The intensity of the rains is caused also due to the Inter-Tropical Convergence Zone, ICZ, which is located near the country's Pacific Coast.
The ICZ, known by sailors as the doldrums or the calms due to the dull windless weather, is the area where the northeast and southeast trade winds converge. The zone appears as a band of clouds, usually thunderstorms, that circles the globe near the Equator. This caused the overflowing of rivers and floods mainly in the mountainous areas of the country.

Orange Alert in the Pacific Coast (Guanacaste and Puntarenas provinces). The alert is activated when the high-risk situation can cause an emergency to the people in a specific area.

Yellow Alert status continues in place for the rest of the country. This alert prepares rescue forces for an increased danger of a natural phenomenon that may impact the population in a specific region.

Specialists warn that in the mountains of the northern zone, Central Valley, and southern zone, there is high accumulation of rainwater in the soil for possible flooding and landslides.

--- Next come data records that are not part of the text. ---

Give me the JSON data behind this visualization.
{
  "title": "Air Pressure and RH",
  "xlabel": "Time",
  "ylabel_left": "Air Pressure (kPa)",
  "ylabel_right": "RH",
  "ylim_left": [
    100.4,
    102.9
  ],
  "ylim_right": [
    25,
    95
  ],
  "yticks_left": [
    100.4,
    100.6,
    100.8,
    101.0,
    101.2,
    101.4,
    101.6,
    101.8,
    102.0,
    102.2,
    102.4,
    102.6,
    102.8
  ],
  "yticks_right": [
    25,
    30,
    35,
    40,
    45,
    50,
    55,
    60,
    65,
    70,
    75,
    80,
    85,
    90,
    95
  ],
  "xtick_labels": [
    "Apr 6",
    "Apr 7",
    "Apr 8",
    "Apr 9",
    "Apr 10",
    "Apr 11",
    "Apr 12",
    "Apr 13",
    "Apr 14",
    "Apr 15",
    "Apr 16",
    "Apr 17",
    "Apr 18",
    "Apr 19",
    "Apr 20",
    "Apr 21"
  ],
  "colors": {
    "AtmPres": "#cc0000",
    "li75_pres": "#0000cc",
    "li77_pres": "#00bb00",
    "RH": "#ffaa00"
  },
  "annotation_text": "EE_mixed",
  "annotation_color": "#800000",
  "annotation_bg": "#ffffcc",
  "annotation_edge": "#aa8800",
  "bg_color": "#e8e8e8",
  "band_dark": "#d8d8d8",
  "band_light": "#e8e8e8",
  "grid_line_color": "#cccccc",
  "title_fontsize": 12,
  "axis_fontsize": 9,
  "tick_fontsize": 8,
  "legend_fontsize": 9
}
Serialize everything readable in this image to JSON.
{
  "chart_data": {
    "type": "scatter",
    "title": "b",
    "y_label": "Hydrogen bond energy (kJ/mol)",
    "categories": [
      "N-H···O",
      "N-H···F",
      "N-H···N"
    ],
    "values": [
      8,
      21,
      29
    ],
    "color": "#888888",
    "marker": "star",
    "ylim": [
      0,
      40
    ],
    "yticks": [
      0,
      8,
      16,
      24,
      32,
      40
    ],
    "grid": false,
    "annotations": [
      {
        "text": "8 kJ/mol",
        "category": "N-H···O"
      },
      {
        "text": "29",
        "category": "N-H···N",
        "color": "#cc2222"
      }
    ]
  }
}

Authorities call on the public to take the following precautionary measures to avoid emergencies:

- Avoid aquatic activities in rivers (located in Emergency zones) such as swimming, diving, rafting, canyoning, river bugging, kayaking, cliff jumping, fishing, sailing, among others.

- Stay informed about alerts issued by the authorities.

- People living in mountain areas should increase precautionary measures against a possible landslide or material falling from the high areas of the hills.

- Have an emergency evacuation plan in the community, work and home.

- Drivers must increase precautions for heavy rain and fog.

- Take precautionary measures in case of electrical storms.

- Be alert in vulnerable areas to flooding due to sewer saturation or an increase of river flow.

- In case of a thunderstorm, take refuge in a safe place.

- In case of strong gusts of wind, be alert to possible falling tree branches or electrical cables.

- In the event of a landslide, do not walk on the debris, stay away from affected areas, and do not return home until authorities verify that it is a safe place.

Call 911 to report any possible flooding, fallen trees or landslides.

A.M. Costa Rica urges readers to share this alert with their contacts.

Recently the Commission announced a budget of $3,085,111 to address emergencies caused by nonstop thunderstorms in July.